Draghi conosce questi rischi. E sa anche di doverne affrontare altri, complicati. La riforma dell’immigrazione giace impolverata sui tavoli dei leader di mezza Europa. Il premier ha chiesto un meccanismo di redistribuzione già nel giugno scorso, senza grandi risultati. Ha ottenuto però di parlarne di nuovo nel Consiglio europeo di ottobre. Anche in questo caso, senza un governo pienamente operativo in Germania il problema potrebbe essere rinviato. Certo, la stagione invernale riduce gli sbarchi e, di conseguenza, la fretta del governo.
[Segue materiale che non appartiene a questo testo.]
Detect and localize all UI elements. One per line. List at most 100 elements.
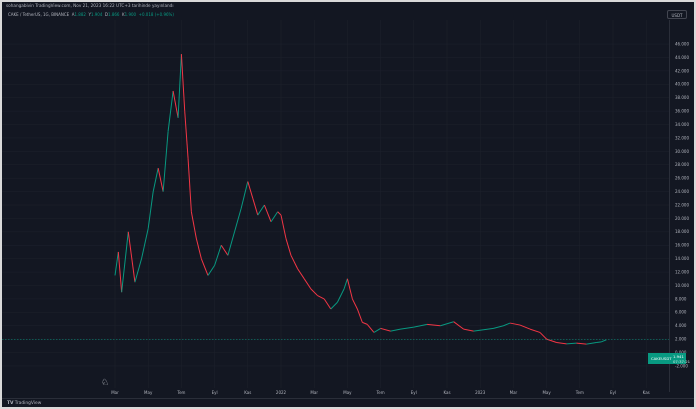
x-tick-label: 2023 — [475, 390, 486, 395]
price-segment — [114, 251, 119, 276]
price-segment — [380, 327, 391, 332]
price-segment — [440, 321, 454, 327]
price-segment — [270, 211, 279, 223]
close-label: K — [122, 12, 125, 17]
price-segment — [343, 278, 348, 290]
y-tick-label: 14.000 — [675, 256, 689, 261]
price-segment — [234, 208, 242, 232]
price-segment — [172, 90, 179, 118]
price-segment — [177, 54, 182, 118]
price-segment — [483, 327, 494, 331]
y-tick-label: 24.000 — [675, 189, 689, 194]
price-segment — [303, 278, 312, 290]
price-segment — [596, 341, 602, 343]
price-segment — [336, 288, 345, 303]
price-segment — [556, 342, 567, 345]
change-value: +0.018 (+0.96%) — [138, 12, 174, 17]
price-segment — [310, 288, 318, 296]
price-segment — [576, 342, 587, 345]
price-segment — [463, 328, 474, 332]
y-tick-label: 6.000 — [675, 310, 687, 315]
close-value: 1.900 — [124, 12, 137, 17]
price-axis: 46.000 44.000 42.000 40.000 38.000 36.000 34.0… — [675, 41, 689, 368]
last-price-countdown: 07:37:21 — [673, 359, 691, 364]
price-segment — [519, 324, 531, 330]
price-segment — [195, 238, 202, 259]
price-segment — [187, 158, 192, 212]
x-tick-label: Kas — [244, 390, 251, 395]
low-value: 1.866 — [108, 12, 120, 17]
axis-separator — [669, 20, 670, 392]
price-segment — [373, 327, 381, 333]
y-tick-label: 20.000 — [675, 216, 689, 221]
x-tick-label: Kas — [443, 390, 450, 395]
price-segment — [413, 323, 428, 328]
price-segment — [356, 308, 363, 323]
price-segment — [180, 54, 186, 112]
price-segment — [157, 168, 164, 192]
price-segment — [121, 231, 129, 293]
price-segment — [141, 228, 149, 259]
price-segment — [240, 181, 249, 209]
footer: 𝗧𝗩 TradingView — [2, 398, 694, 407]
price-segment — [117, 251, 123, 293]
y-tick-label: 22.000 — [675, 202, 689, 207]
symbol-pair[interactable]: CAKE / TetherUS, 1G, BINANCE — [8, 12, 70, 17]
drawing-tool-icon[interactable]: ♘ — [101, 378, 110, 388]
price-segment — [257, 204, 265, 216]
last-price-badge: CAKEUSDT 1.941 07:37:21 — [648, 353, 690, 364]
x-tick-label: Mar — [310, 390, 318, 395]
price-segment — [400, 326, 414, 330]
publish-info: sohangabivin TradingView.com, Nov 21, 20… — [6, 3, 174, 8]
x-tick-label: May — [343, 390, 352, 395]
x-tick-label: Mar — [510, 390, 518, 395]
open-value: 1.882 — [74, 12, 86, 17]
price-chart[interactable]: 46.000 44.000 42.000 40.000 38.000 36.000 34.0… — [2, 20, 694, 398]
price-series — [114, 54, 607, 345]
price-segment — [220, 244, 229, 256]
y-tick-label: 16.000 — [675, 243, 689, 248]
high-value: 1.904 — [90, 12, 103, 17]
price-segment — [346, 278, 353, 300]
price-segment — [351, 298, 358, 310]
price-segment — [227, 231, 236, 256]
y-tick-label: 28.000 — [675, 162, 689, 167]
price-segment — [586, 342, 597, 345]
currency-button[interactable]: USDT — [667, 10, 687, 19]
price-segment — [503, 322, 511, 327]
open-label: A — [71, 12, 75, 17]
price-segment — [184, 111, 189, 159]
price-segment — [190, 211, 197, 239]
price-segment — [473, 329, 484, 332]
tradingview-logo: 𝗧𝗩 TradingView — [7, 401, 42, 406]
x-tick-label: Eyl — [411, 390, 417, 395]
high-label: Y — [88, 12, 91, 17]
price-segment — [200, 258, 209, 276]
x-tick-label: May — [144, 390, 153, 395]
brand-name: TradingView — [14, 401, 42, 406]
title-bar: sohangabivin TradingView.com, Nov 21, 20… — [2, 2, 694, 11]
y-tick-label: 18.000 — [675, 229, 689, 234]
low-label: D — [104, 12, 109, 17]
price-segment — [152, 168, 159, 192]
y-tick-label: 10.000 — [675, 283, 689, 288]
x-tick-label: Kas — [643, 390, 650, 395]
y-tick-label: 38.000 — [675, 95, 689, 100]
price-segment — [529, 328, 541, 333]
price-segment — [134, 258, 143, 283]
price-segment — [147, 191, 154, 229]
last-price-value: 1.941 — [673, 354, 684, 359]
price-segment — [566, 342, 577, 345]
y-tick-label: 44.000 — [675, 55, 689, 60]
y-tick-label: -2.000 — [675, 363, 688, 368]
price-segment — [263, 204, 272, 222]
x-tick-label: Tem — [376, 390, 385, 395]
price-segment — [290, 255, 299, 269]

Ma l’emergenza afghana, che può trasformarsi anche in problema migratorio, spingerà l’Italia a insistere. E poi c’è il capitolo “verde”, tra le priorità del presidente del Consiglio in vista della Cop26 di Glasgow. La Germania è il Paese più inquinante dei Ventisette. I Verdi tedeschi peseranno nel nuovo esecutivo, ma potrebbero addirittura complicare “da sinistra” gli accordi.

Tempi lunghi, prima ancora che nodi programmatici: ecco il problema di Draghi. Il quale, con l’addio di Merkel, perde un interlocutore a cui era legato da antica consuetudine. Un nuovo rapporto andrà ricostruito. E anche questa è una sfida.